I have written about legitimate suffering and needless suffering before, but the importance of it keeps coming up for me. The concept is basic to every major religion, but the quote that makes sense for me is from Sheldon Kopp:

“Life can be counted on to provide all the pain that any of us might possibly need. At times, each of us adds a measure of needless suffering to that already weighty inevitable burden. We insist that life’s random mishaps and calamities should not be happening to us. By dramatizing our plight with an anguished sense of personal injustice we exaggerate the pain of chance mishaps.”

Busted.

treeThe first of the “Four Noble Truths” Buddhism is “Life is Suffering.” The first three words of Scott Peck’s best seller, “The Road Less Traveled,” are “Life is difficult.” (Can you believe that book was published 40 years ago? How time flies).

Anyway, going back to Kopp, life involves pain and suffering. That’s a given.
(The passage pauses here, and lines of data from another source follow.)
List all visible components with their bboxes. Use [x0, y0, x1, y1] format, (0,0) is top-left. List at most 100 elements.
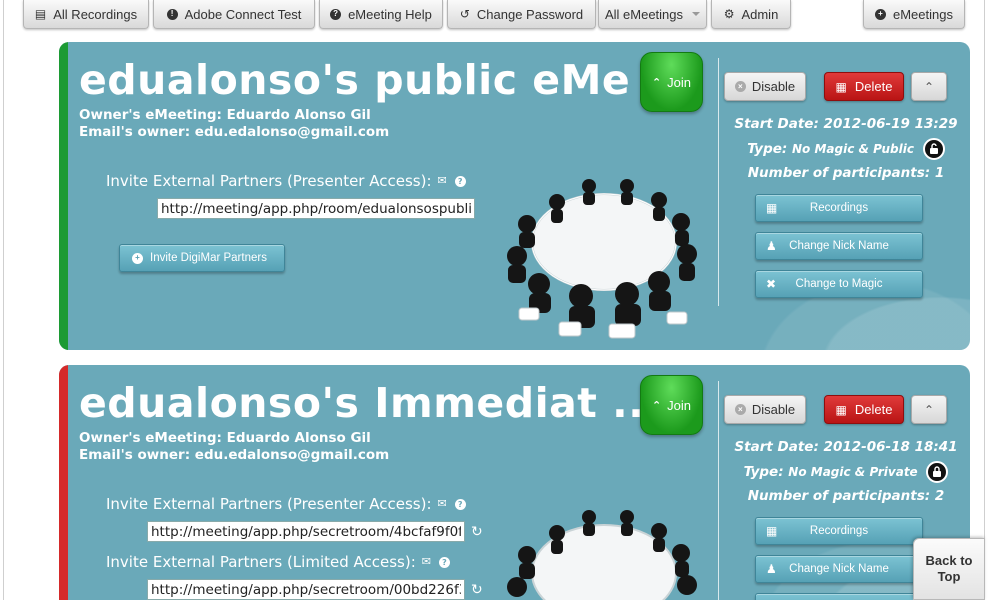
join-label: Join [667, 397, 692, 413]
type-value: No Magic & Private [788, 465, 918, 479]
vertical-divider [718, 381, 719, 600]
disable-button[interactable]: × Disable [724, 395, 806, 424]
change-nick-name-button[interactable]: ♟ Change Nick Name [755, 232, 923, 260]
back-to-top-label: Back to Top [925, 553, 973, 584]
participants-value: 2 [934, 488, 945, 504]
nav-admin-button[interactable]: ⚙ Admin [711, 0, 791, 29]
collapse-button[interactable]: ⌃ [911, 395, 947, 424]
delete-label: Delete [854, 402, 893, 417]
invite-presenter-label: Invite External Partners (Presenter Acce… [106, 495, 432, 513]
invite-digimar-button[interactable]: + Invite DigiMar Partners [119, 244, 285, 272]
lock-icon [926, 461, 949, 483]
refresh-icon[interactable]: ↻ [471, 581, 483, 598]
recordings-button[interactable]: ▦ Recordings [755, 517, 923, 545]
invite-presenter-row: Invite External Partners (Presenter Acce… [106, 495, 466, 513]
alert-icon: ! [166, 8, 178, 20]
delete-button[interactable]: ▦ Delete [824, 72, 904, 101]
page-frame-right [984, 0, 985, 600]
join-button[interactable]: ⌃ Join [640, 375, 703, 435]
start-date-label: Start Date: [734, 439, 819, 455]
presenter-url-input[interactable] [157, 198, 475, 219]
refresh-icon: ↺ [459, 7, 470, 21]
meeting-owner: Owner's eMeeting: Eduardo Alonso Gil [79, 107, 371, 123]
refresh-icon[interactable]: ↻ [471, 523, 483, 540]
status-stripe [59, 365, 68, 600]
start-date-label: Start Date: [734, 116, 819, 132]
close-icon: × [734, 81, 746, 92]
film-icon: ▦ [766, 201, 778, 215]
meeting-card: edualonso's public eMe ... Owner's eMeet… [59, 42, 970, 350]
delete-label: Delete [854, 79, 893, 94]
start-date-line: Start Date: 2012-06-18 18:41 [731, 439, 961, 455]
status-stripe [59, 42, 68, 350]
nav-emeeting-help-button[interactable]: ? eMeeting Help [319, 0, 443, 29]
change-nick-name-label: Change Nick Name [789, 240, 889, 252]
disable-button[interactable]: × Disable [724, 72, 806, 101]
next-action-button[interactable] [755, 593, 923, 600]
chevron-down-icon [692, 12, 701, 16]
type-label: Type: [743, 464, 784, 480]
envelope-icon[interactable]: ✉ [438, 174, 447, 187]
conference-table-illustration [507, 179, 697, 339]
help-icon[interactable]: ? [438, 557, 450, 568]
conference-table-illustration [507, 510, 697, 600]
type-line: Type: No Magic & Public [731, 138, 961, 160]
change-nick-name-button[interactable]: ♟ Change Nick Name [755, 555, 923, 583]
limited-url-input[interactable] [147, 579, 465, 600]
nav-all-recordings-label: All Recordings [53, 6, 138, 22]
collapse-button[interactable]: ⌃ [911, 72, 947, 101]
participants-label: Number of participants: [747, 165, 931, 181]
meeting-owner-email: Email's owner: edu.edalonso@gmail.com [79, 447, 390, 463]
invite-limited-label: Invite External Partners (Limited Access… [106, 553, 416, 571]
change-to-magic-label: Change to Magic [795, 278, 883, 290]
recordings-label: Recordings [809, 525, 869, 537]
presenter-url-input[interactable] [147, 521, 465, 542]
nav-emeetings-label: eMeetings [893, 6, 953, 22]
type-label: Type: [747, 141, 788, 157]
unlock-icon [922, 138, 945, 160]
invite-presenter-row: Invite External Partners (Presenter Acce… [106, 172, 466, 190]
meeting-card: edualonso's Immediat ... Owner's eMeetin… [59, 365, 970, 600]
start-date-value: 2012-06-19 13:29 [823, 116, 958, 132]
participants-label: Number of participants: [747, 488, 931, 504]
nav-all-recordings-button[interactable]: ▤ All Recordings [23, 0, 149, 29]
nav-change-password-button[interactable]: ↺ Change Password [447, 0, 596, 29]
back-to-top-button[interactable]: Back to Top [913, 538, 985, 600]
recordings-button[interactable]: ▦ Recordings [755, 194, 923, 222]
disable-label: Disable [751, 79, 796, 94]
invite-presenter-label: Invite External Partners (Presenter Acce… [106, 172, 432, 190]
change-to-magic-button[interactable]: ✖ Change to Magic [755, 270, 923, 298]
nav-emeetings-button[interactable]: + eMeetings [863, 0, 965, 29]
nav-all-emeetings-dropdown[interactable]: All eMeetings [598, 0, 707, 29]
chevron-up-icon: ⌃ [651, 399, 662, 412]
help-icon[interactable]: ? [454, 176, 466, 187]
chevron-up-icon: ⌃ [651, 76, 662, 89]
nav-change-password-label: Change Password [476, 6, 584, 22]
close-icon: × [734, 404, 746, 415]
start-date-value: 2012-06-18 18:41 [823, 439, 958, 455]
nav-adobe-connect-test-button[interactable]: ! Adobe Connect Test [153, 0, 315, 29]
plus-circle-icon: + [875, 8, 886, 20]
meeting-owner: Owner's eMeeting: Eduardo Alonso Gil [79, 430, 371, 446]
film-icon: ▦ [766, 524, 778, 538]
page-frame-left [3, 0, 4, 600]
invite-limited-row: Invite External Partners (Limited Access… [106, 553, 450, 571]
trash-icon: ▦ [835, 402, 847, 417]
envelope-icon[interactable]: ✉ [438, 497, 447, 510]
recordings-label: Recordings [809, 202, 869, 214]
join-label: Join [667, 74, 692, 90]
join-button[interactable]: ⌃ Join [640, 52, 703, 112]
meeting-title: edualonso's Immediat ... [79, 379, 661, 427]
close-icon: ✖ [766, 277, 777, 291]
list-icon: ▤ [34, 7, 47, 21]
participants-line: Number of participants: 1 [731, 165, 961, 181]
help-icon[interactable]: ? [454, 499, 466, 510]
disable-label: Disable [751, 402, 796, 417]
delete-button[interactable]: ▦ Delete [824, 395, 904, 424]
nav-emeeting-help-label: eMeeting Help [348, 6, 432, 22]
gear-icon: ⚙ [723, 7, 735, 21]
vertical-divider [718, 58, 719, 306]
envelope-icon[interactable]: ✉ [422, 555, 431, 568]
type-value: No Magic & Public [792, 142, 914, 156]
participants-line: Number of participants: 2 [731, 488, 961, 504]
He seems to be saying, we can accept it and, as his writings teach, learn to grow from it, or we can belly-ache about it. When I choose the second option, I create another level of suffering heaped on top of the original, legitimate suffering. This is what he calls needless suffering.
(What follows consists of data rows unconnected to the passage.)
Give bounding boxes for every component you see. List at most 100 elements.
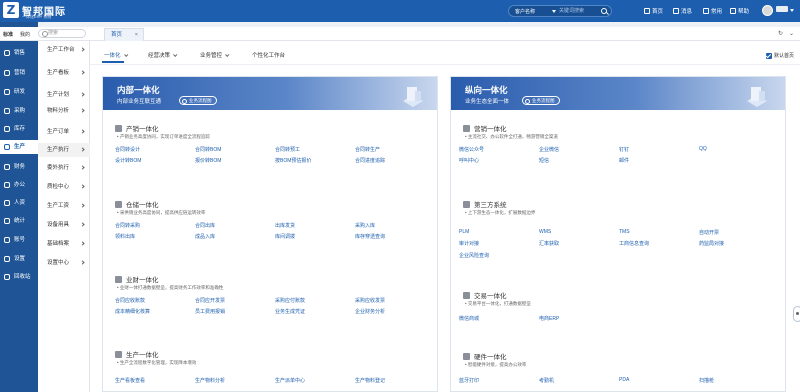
sidebar-item-recycle[interactable]: 回收站 (0, 270, 38, 284)
feature-link[interactable]: 合同出库 (195, 222, 215, 229)
nav-home[interactable]: 首页 (644, 7, 663, 15)
submenu-item[interactable]: 基础档案 (38, 237, 90, 251)
sidebar-item-office[interactable]: 办公 (0, 178, 38, 192)
user-name[interactable] (776, 6, 788, 12)
feature-link[interactable]: 出库发货 (275, 222, 295, 229)
feature-link[interactable]: 员工费用报销 (195, 308, 225, 315)
submenu-item[interactable]: 设备用具 (38, 218, 90, 232)
feature-link[interactable]: TMS (619, 229, 630, 235)
feature-link[interactable]: PLM (459, 229, 469, 235)
feature-link[interactable]: 合同转BOM (195, 146, 221, 153)
tab-home[interactable]: 首页 × (104, 28, 144, 41)
feature-link[interactable]: 电商ERP (539, 315, 559, 322)
nav-help[interactable]: 帮助 (730, 7, 749, 15)
search-icon[interactable] (601, 8, 607, 14)
sidebar-item-finance[interactable]: 财务 (0, 160, 38, 174)
submenu-item[interactable]: 设置中心 (38, 256, 90, 270)
submenu-item[interactable]: 生产看板 (38, 66, 90, 80)
feature-link[interactable]: 合同转采购 (115, 222, 140, 229)
sidebar-item-marketing[interactable]: 营销 (0, 66, 38, 80)
feature-link[interactable]: 生产派单中心 (275, 377, 305, 384)
feature-link[interactable]: 生产物料登记 (355, 377, 385, 384)
feature-link[interactable]: 合同转生产 (355, 146, 380, 153)
flow-chart-button[interactable]: 业务流程图 (179, 96, 217, 105)
subnav-workbench[interactable]: 个性化工作台 (252, 51, 285, 59)
feature-link[interactable]: 汇率获取 (539, 240, 559, 247)
sidebar-item-stats[interactable]: 统计 (0, 214, 38, 228)
feature-link[interactable]: 合同进度追踪 (355, 157, 385, 164)
sidebar-item-production[interactable]: 生产 (0, 140, 38, 154)
feature-link[interactable]: 成品入库 (195, 233, 215, 240)
feature-link[interactable]: 库间调拨 (275, 233, 295, 240)
feature-link[interactable]: 报价转BOM (195, 157, 221, 164)
feature-link[interactable]: 库存穿透查询 (355, 233, 385, 240)
search-category-select[interactable]: 客户名称 (515, 8, 535, 15)
nav-messages[interactable]: 消息 (673, 7, 692, 15)
feature-link[interactable]: 设计转BOM (115, 157, 141, 164)
feature-link[interactable]: 生产物料分析 (195, 377, 225, 384)
chevron-down-icon[interactable] (790, 9, 794, 12)
submenu-item[interactable]: 质检中心 (38, 180, 90, 194)
feature-link[interactable]: 呼叫中心 (459, 157, 479, 164)
nav-favorites[interactable]: 常用 (703, 7, 722, 15)
sidebar-item-hr[interactable]: 人资 (0, 196, 38, 210)
feature-link[interactable]: 邮件 (619, 157, 629, 164)
feature-link[interactable]: 钉钉 (619, 146, 629, 153)
feature-link[interactable]: 蓝牙打印 (459, 377, 479, 384)
feature-link[interactable]: 合同应开发票 (195, 297, 225, 304)
feature-link[interactable]: 企业微信 (539, 146, 559, 153)
tab-standard[interactable]: 标准 (3, 31, 13, 38)
feature-link[interactable]: 企业风险查询 (459, 252, 489, 259)
subnav-integration[interactable]: 一体化 (104, 51, 128, 59)
feature-link[interactable]: 采购入库 (355, 222, 375, 229)
sidebar-item-sales[interactable]: 销售 (0, 46, 38, 60)
feature-link[interactable]: 药监局对接 (699, 240, 724, 247)
subnav-control[interactable]: 业务管控 (200, 51, 230, 59)
feature-link[interactable]: 采购应收发票 (355, 297, 385, 304)
feature-link[interactable]: 企业财务分析 (355, 308, 385, 315)
submenu-item[interactable]: 委外执行 (38, 161, 90, 175)
feature-link[interactable]: PDA (619, 377, 629, 383)
feature-link[interactable]: 扫描枪 (699, 377, 714, 384)
feature-link[interactable]: 短信 (539, 157, 549, 164)
flow-chart-button[interactable]: 业务流程图 (522, 96, 560, 105)
feature-link[interactable]: 按BOM预估报价 (275, 157, 311, 164)
feature-link[interactable]: WMS (539, 229, 551, 235)
tab-mine[interactable]: 我的 (20, 31, 30, 38)
feature-link[interactable]: 成本精细化核算 (115, 308, 150, 315)
feature-link[interactable]: 自动开票 (699, 229, 719, 236)
search-input[interactable] (559, 6, 599, 16)
sidebar-item-settings[interactable]: 设置 (0, 252, 38, 266)
chevron-down-icon[interactable]: ⌄ (789, 30, 794, 37)
submenu-item[interactable]: 物料分析 (38, 104, 90, 118)
close-icon[interactable]: × (135, 29, 138, 41)
feature-link[interactable]: 考勤机 (539, 377, 554, 384)
refresh-icon[interactable]: ↻ (778, 30, 783, 37)
feature-link[interactable]: 微信公众号 (459, 146, 484, 153)
sidebar-item-purchase[interactable]: 采购 (0, 104, 38, 118)
floating-scroll-handle[interactable] (793, 306, 800, 322)
submenu-item[interactable]: 生产工作台 (38, 43, 90, 57)
feature-link[interactable]: 业务生成凭证 (275, 308, 305, 315)
sidebar-search-input[interactable]: 搜索 (38, 29, 86, 38)
avatar[interactable] (762, 5, 773, 16)
subnav-decision[interactable]: 经营决策 (148, 51, 178, 59)
feature-link[interactable]: 采购应付账款 (275, 297, 305, 304)
sidebar-item-rnd[interactable]: 研发 (0, 85, 38, 99)
submenu-item-active[interactable]: 生产执行 (38, 143, 90, 157)
feature-link[interactable]: 领料出库 (115, 233, 135, 240)
submenu-item[interactable]: 生产工资 (38, 199, 90, 213)
feature-link[interactable]: 合同转预工 (275, 146, 300, 153)
feature-link[interactable]: 工商信息查询 (619, 240, 649, 247)
feature-link[interactable]: 微信商城 (459, 315, 479, 322)
chevron-down-icon[interactable] (552, 10, 556, 13)
submenu-item[interactable]: 生产订单 (38, 125, 90, 139)
feature-link[interactable]: 审计对接 (459, 240, 479, 247)
feature-link[interactable]: 合同应收账款 (115, 297, 145, 304)
feature-link[interactable]: 合同转设计 (115, 146, 140, 153)
sidebar-item-warehouse[interactable]: 库存 (0, 122, 38, 136)
sidebar-item-account[interactable]: 账号 (0, 233, 38, 247)
feature-link[interactable]: 生产看板查看 (115, 377, 145, 384)
feature-link[interactable]: QQ (699, 146, 707, 152)
submenu-item[interactable]: 生产计划 (38, 88, 90, 102)
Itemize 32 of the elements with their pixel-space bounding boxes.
I can sometimes recognize my needless suffering, though not always. And usually not quickly. I have to grovel in it for a while before I realize what I am doing. Or someone who truly cares about me finds a way to say, “Snap out of it.”
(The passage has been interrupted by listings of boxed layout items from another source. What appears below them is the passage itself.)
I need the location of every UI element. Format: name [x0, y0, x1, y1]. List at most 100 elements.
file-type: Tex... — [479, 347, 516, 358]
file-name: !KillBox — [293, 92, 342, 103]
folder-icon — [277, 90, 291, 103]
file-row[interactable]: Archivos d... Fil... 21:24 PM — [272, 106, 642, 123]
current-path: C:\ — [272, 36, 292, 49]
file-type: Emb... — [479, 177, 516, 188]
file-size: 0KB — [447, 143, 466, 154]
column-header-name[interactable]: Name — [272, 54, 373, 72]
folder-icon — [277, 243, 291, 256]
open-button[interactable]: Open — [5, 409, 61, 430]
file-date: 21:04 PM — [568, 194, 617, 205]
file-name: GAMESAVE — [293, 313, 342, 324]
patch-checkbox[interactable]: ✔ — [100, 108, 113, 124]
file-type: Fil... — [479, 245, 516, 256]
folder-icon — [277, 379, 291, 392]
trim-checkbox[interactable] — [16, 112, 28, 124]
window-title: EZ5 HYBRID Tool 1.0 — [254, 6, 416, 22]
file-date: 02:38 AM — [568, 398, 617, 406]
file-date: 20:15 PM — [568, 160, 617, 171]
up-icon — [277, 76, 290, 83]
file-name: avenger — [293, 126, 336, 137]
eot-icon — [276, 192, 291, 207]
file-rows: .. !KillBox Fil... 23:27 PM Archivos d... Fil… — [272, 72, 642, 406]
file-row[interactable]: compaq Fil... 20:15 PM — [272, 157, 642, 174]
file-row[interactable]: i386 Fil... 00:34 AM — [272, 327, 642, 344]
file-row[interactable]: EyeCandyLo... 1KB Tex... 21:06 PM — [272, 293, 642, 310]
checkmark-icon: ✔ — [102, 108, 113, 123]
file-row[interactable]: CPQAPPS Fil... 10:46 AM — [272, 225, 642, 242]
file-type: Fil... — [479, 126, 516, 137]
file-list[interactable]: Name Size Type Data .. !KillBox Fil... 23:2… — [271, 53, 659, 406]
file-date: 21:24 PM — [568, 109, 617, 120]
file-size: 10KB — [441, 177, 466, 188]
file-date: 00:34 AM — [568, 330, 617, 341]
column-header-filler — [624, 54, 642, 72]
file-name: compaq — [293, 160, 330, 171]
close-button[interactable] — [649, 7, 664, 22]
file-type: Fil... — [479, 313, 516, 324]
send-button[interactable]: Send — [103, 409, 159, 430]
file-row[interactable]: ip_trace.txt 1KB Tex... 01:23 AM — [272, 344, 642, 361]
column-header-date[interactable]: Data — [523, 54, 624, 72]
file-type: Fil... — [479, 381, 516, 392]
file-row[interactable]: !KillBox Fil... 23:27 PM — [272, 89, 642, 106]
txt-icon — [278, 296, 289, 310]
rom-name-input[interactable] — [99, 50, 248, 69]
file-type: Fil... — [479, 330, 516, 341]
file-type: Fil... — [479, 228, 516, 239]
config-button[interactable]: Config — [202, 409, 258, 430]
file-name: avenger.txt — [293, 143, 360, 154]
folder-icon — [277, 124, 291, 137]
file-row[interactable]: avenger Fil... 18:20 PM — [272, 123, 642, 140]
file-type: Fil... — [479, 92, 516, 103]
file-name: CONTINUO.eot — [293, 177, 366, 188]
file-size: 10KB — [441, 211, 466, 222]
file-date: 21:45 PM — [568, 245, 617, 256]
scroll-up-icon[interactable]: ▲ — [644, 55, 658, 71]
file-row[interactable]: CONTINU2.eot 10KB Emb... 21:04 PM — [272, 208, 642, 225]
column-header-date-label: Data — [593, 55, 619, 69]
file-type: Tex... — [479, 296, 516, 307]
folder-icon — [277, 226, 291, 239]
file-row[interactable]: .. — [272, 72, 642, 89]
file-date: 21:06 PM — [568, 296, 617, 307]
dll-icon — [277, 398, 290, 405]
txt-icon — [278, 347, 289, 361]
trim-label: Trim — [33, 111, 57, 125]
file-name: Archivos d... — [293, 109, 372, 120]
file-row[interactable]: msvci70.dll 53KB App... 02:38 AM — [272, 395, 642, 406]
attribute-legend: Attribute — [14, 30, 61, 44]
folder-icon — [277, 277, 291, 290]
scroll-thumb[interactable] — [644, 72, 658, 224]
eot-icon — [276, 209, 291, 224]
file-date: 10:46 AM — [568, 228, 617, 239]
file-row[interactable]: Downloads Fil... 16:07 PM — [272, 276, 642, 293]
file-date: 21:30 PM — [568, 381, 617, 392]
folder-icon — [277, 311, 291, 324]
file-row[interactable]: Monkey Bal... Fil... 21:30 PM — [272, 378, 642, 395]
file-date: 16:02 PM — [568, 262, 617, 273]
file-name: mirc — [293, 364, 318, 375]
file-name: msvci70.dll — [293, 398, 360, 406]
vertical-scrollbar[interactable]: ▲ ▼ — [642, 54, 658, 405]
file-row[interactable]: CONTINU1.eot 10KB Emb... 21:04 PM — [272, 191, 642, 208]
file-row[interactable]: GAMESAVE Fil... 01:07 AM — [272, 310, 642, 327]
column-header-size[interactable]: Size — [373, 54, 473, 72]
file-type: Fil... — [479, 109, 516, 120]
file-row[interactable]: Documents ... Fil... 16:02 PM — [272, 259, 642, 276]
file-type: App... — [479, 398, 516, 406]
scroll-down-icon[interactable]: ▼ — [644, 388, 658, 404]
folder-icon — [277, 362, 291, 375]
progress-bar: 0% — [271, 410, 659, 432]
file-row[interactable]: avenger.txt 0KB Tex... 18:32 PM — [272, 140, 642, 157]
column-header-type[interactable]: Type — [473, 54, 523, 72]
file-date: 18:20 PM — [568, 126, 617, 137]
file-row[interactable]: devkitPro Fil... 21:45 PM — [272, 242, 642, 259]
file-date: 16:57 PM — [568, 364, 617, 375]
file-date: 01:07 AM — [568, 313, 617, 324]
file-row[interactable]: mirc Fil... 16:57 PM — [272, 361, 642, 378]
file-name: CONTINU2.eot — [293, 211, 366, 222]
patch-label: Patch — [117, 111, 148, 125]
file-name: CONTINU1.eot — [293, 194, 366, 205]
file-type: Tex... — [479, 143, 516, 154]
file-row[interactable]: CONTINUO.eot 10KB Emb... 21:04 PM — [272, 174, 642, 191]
I recognize it when I hear my inner voice whining, “Why is this happening to me?” “This shouldn’t be happening.” “What have I done wrong?” I also recognize some of the behaviors that go with it. They all fall into the “wasting time” category. Not normal wasting time. Olympic-level wasting time! These include pacing around without any direction (I can put 5000 steps on my pedometer and never leave the house), ruminating while I am busy not paying attention to something else I’m doing, jumping from one task to another while my mind is asking needless questions. It’s a long list, but that’s a few.

Here’s what I know. I create needless suffering when I categorize my legitimate suffering as “good” or “bad” based on my comfort level or the degree of inconvenience. Legitimate suffering, regardless of how painful, is bearable if I let it be what it is: a painful part of life. Needless suffering can get unbearable.

For example, grief is one form of suffering. I have learned from my own experience and from working with others that there are many ways to grieve. On one end of the continuum is the piercing, gut-wrenching, life-changing agony of losing someone. With time and proper attention, however, the loss becomes part of the new normal—a life that continues to be lived well with the full awareness of the loss. Sort of the way a tree grows around and incorporates a barbed wire fence in its trunk. On the other extreme is the loss never fully acknowledged, never fully felt, that continues to fester and inflict subtle of intense pain through the rest of the survivor’s life. There’s never a new normal, just prolonged sorrow.

Life is painful. I must let go of my need to categorize the pain as good or bad. It is simply part of life.